Is there a future for law reports? The Canadian market can no longer support the number of law reporters and the volume of cases being reported in print. If General Motors can cease production of half its marques, then our publishers can easily eliminate some of the reporters published and the cases reported in them. Then, print must be put to rest and online must be the official version of record, as is now the case with law journals. All case identifiers, references and citations must be vendor-neutral, in order to eliminate any systemic dependency on print. The selection of cases for reporting should be more restrictive and probably, as in England, delegated to an independent council of law reporting.

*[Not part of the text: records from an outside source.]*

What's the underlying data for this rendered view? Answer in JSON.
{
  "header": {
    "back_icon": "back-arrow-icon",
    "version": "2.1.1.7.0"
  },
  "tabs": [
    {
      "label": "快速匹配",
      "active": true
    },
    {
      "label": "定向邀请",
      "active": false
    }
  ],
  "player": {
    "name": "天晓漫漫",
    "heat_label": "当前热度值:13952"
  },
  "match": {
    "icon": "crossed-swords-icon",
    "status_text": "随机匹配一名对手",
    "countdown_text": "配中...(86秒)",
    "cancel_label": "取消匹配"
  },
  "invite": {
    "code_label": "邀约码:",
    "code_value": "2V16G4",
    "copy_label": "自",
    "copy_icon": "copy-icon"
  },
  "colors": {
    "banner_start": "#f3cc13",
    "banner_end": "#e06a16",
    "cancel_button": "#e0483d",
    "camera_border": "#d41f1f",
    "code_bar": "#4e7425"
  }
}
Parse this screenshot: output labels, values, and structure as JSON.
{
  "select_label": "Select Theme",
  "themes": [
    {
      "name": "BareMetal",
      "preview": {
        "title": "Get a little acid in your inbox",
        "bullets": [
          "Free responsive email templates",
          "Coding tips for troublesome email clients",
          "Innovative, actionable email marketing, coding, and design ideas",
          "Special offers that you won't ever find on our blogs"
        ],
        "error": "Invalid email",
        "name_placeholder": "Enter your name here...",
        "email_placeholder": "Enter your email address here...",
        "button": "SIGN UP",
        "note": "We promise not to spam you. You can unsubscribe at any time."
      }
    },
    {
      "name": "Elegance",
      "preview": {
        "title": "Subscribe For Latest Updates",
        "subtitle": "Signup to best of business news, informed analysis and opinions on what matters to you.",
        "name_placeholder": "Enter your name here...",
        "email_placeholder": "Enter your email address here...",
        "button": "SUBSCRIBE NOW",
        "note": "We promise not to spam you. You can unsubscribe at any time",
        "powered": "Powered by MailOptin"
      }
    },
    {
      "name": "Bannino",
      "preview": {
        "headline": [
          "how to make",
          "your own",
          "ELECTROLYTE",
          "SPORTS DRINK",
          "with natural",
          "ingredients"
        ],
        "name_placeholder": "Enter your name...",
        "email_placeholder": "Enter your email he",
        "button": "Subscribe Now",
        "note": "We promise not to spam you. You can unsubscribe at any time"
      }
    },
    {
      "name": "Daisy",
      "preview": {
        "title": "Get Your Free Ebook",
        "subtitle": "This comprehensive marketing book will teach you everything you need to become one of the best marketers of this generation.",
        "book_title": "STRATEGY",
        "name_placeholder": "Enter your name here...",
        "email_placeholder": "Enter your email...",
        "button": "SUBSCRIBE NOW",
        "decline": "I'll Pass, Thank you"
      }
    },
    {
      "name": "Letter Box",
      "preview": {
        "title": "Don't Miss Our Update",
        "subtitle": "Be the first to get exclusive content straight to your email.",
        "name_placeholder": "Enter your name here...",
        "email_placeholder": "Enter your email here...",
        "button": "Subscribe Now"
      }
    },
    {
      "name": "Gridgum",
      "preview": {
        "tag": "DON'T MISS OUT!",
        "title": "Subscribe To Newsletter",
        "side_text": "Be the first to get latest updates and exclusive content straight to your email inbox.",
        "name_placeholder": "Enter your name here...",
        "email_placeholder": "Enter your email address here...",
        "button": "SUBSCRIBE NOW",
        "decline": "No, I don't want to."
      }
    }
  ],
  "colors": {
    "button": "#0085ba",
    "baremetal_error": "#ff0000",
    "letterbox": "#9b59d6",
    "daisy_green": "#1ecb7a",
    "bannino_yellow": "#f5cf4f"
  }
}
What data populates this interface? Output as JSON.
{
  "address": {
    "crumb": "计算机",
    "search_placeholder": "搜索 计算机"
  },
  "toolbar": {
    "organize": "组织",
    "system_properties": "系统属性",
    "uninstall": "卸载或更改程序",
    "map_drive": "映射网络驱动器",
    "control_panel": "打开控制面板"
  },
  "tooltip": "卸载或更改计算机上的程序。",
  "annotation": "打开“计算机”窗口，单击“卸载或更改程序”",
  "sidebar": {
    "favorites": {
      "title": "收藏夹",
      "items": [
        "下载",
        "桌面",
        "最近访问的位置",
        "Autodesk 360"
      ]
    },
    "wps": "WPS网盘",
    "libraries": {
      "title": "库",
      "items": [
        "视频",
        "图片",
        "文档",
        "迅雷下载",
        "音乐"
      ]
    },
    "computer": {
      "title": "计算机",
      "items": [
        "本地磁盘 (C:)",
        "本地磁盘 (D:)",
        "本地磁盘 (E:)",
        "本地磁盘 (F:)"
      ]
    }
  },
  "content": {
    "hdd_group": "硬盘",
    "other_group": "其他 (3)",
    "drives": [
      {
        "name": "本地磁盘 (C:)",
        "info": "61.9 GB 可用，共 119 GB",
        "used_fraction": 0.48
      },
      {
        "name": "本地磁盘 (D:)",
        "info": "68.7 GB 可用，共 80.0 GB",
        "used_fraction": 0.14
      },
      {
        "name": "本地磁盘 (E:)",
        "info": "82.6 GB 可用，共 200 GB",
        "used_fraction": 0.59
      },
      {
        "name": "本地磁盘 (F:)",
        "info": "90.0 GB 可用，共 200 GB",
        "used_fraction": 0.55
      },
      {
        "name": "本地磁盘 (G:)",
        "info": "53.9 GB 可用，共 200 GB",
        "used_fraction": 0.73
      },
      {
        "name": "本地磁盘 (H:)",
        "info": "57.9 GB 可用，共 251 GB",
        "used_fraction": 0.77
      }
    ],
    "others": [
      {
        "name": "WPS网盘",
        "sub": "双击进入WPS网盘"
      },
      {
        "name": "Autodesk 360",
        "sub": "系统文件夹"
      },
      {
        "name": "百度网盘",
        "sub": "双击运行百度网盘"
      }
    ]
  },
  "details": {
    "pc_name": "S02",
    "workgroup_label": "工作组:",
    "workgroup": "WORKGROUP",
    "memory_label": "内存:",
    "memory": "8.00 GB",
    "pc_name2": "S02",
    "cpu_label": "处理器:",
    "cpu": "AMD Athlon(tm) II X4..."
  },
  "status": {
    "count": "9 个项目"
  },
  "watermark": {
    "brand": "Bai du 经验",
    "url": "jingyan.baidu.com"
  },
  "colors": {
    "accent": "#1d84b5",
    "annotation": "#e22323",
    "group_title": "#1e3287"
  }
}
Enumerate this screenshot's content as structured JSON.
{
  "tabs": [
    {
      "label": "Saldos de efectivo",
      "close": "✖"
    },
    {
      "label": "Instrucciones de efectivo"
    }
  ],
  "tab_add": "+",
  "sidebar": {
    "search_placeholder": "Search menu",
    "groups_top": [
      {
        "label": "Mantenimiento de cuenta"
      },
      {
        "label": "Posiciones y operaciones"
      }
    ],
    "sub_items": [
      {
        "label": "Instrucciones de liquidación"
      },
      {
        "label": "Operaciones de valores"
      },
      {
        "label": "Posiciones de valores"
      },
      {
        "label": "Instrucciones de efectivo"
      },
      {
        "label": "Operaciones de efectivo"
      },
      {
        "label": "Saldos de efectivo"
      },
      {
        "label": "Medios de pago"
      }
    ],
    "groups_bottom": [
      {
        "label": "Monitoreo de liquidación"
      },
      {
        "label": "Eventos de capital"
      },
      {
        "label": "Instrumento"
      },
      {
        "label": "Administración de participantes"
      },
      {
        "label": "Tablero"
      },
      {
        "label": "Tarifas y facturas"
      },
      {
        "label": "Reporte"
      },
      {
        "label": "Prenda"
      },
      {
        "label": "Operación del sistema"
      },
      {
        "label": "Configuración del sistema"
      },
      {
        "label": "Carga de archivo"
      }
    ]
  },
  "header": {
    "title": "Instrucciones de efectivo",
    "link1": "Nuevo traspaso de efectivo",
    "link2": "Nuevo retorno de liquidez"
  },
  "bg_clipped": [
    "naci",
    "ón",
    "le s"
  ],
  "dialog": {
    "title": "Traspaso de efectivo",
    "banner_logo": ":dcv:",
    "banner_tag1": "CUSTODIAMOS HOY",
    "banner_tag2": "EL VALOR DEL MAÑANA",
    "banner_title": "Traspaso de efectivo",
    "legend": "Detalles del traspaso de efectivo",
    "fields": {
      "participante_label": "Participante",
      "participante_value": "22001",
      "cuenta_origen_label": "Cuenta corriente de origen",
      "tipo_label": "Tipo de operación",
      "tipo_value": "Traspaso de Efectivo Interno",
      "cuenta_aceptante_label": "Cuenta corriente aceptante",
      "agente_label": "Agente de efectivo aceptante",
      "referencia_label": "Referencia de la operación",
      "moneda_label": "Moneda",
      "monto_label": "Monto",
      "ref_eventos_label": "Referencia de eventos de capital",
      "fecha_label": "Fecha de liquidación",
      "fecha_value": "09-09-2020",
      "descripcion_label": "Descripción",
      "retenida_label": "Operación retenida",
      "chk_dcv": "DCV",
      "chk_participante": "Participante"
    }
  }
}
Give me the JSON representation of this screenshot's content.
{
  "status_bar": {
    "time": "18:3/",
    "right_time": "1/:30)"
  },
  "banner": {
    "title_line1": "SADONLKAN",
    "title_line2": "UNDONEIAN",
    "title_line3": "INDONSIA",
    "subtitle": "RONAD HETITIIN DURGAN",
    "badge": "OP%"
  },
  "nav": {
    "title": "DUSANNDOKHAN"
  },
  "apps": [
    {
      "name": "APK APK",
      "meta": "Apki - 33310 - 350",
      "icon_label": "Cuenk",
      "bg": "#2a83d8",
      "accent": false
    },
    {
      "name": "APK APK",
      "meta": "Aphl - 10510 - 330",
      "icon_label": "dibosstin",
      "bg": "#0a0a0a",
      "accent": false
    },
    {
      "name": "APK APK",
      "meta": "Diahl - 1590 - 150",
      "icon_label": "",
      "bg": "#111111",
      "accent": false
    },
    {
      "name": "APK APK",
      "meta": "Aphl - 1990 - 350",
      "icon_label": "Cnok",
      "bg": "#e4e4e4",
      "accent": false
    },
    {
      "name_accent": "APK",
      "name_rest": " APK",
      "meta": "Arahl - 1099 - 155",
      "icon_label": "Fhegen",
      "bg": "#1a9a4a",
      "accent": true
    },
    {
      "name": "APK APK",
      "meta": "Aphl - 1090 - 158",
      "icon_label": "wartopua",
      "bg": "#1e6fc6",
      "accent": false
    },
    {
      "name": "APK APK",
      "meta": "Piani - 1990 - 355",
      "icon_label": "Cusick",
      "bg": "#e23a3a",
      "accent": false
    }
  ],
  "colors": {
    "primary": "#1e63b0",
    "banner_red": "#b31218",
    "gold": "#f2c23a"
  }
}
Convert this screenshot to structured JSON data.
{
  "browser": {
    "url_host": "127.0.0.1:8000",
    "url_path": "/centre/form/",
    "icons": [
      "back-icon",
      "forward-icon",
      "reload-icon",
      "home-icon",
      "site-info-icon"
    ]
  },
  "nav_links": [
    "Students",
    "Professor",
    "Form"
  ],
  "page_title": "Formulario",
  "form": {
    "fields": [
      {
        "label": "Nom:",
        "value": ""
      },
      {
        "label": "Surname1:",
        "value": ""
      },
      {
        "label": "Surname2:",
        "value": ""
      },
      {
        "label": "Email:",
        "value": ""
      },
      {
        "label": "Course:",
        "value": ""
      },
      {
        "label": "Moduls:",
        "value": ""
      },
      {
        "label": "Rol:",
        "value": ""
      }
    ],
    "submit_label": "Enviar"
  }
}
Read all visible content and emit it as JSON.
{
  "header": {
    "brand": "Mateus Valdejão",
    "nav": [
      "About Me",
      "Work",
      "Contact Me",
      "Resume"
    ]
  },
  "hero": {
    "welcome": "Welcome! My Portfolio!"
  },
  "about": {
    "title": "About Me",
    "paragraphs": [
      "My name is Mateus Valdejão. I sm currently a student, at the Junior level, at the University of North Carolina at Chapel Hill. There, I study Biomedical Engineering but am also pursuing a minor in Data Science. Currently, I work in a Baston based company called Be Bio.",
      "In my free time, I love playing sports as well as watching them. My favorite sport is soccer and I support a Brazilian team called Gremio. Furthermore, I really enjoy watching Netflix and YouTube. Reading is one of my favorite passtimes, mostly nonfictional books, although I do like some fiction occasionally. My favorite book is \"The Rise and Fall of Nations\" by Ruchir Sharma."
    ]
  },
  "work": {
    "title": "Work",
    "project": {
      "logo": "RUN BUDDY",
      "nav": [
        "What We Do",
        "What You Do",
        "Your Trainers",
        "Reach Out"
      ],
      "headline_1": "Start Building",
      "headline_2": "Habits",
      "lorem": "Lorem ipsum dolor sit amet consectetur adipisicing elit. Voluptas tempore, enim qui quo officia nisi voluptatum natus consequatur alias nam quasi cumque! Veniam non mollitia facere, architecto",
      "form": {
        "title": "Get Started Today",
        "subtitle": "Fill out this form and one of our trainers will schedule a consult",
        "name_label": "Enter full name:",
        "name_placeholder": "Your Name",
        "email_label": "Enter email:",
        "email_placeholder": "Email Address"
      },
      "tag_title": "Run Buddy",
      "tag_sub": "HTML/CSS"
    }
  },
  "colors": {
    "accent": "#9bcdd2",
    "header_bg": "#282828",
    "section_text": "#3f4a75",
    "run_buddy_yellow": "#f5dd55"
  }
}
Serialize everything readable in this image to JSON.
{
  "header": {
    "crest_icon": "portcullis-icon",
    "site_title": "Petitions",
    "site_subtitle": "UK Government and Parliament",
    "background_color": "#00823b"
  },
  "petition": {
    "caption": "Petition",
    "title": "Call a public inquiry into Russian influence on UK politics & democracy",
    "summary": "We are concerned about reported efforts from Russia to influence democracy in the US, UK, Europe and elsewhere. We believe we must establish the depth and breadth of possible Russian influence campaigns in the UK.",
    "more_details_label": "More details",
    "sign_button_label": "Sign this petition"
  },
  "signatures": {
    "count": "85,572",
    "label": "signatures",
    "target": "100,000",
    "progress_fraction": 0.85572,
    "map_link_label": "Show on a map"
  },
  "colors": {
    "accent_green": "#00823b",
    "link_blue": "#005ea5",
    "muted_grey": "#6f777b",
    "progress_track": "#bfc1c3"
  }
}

Possibly, our rules of procedure should be revised to restrict references to reported cases only. And I believe that, now more than ever, we need professionally-written, quality headnotes with extensive critical apparatus (including a topical numbering system) for all “reported” cases. A mechanism for delivering these reported cases to the profession might look like Canada Law Book’s CaseAlerts service, with distribution by email, blog, RSS or tweet, customizable by the end user by jurisdiction and/or topic. Such a model would serve the needs of individual current awareness as well as provide researchers with value-added tools for discovery and evaluation of relevant law and precedent.
Law reporting has always served three purposes: to bring significant new decisions to the profession’s attention (the “current awareness” function); to build and preserve a record of precedent for the common law (the “precedent” function); and to facilitate researching case law precedent (the “research” function). All of these functions are best served by quality, selective law reporting in a digital environment. Freed from the burden of collecting, authenticating and preserving judgments, our libraries can concentrate their increasingly straitened resources on assisting researchers to access legal information rather than warehousing unused print volumes and risking becoming irrelevant. For more on this, I would refer you to a recent, thought-provoking lecture by John Palfrey, Director of the Harvard Law Library, on “The Path of Legal Information”, presented on the occasion of his appointment as Henry N. Ess III Professor of Law at Harvard Law School.
In the new Osgoode library, our extensive collections of law reports (some 20,000 linear feet, almost four miles of shelving) will either be sent to a collaborative offsite storage facility, put into compact mobile shelving in the library’s basement, or transferred to the rare book room. We are currently deciding whether we shouldn’t cancel our subscriptions and stop collecting law reports in print. (Harvard no longer collects law reports in print.) When you come into the rebuilt Osgoode library from the new Gowlings Hall, you will walk straight into the Harris-Taylor Reading Room, with windows on one side, group study rooms on the other, and direct access to the information desk and reference librarians. You will see no law reports; if you’re looking for them, you will naturally go online.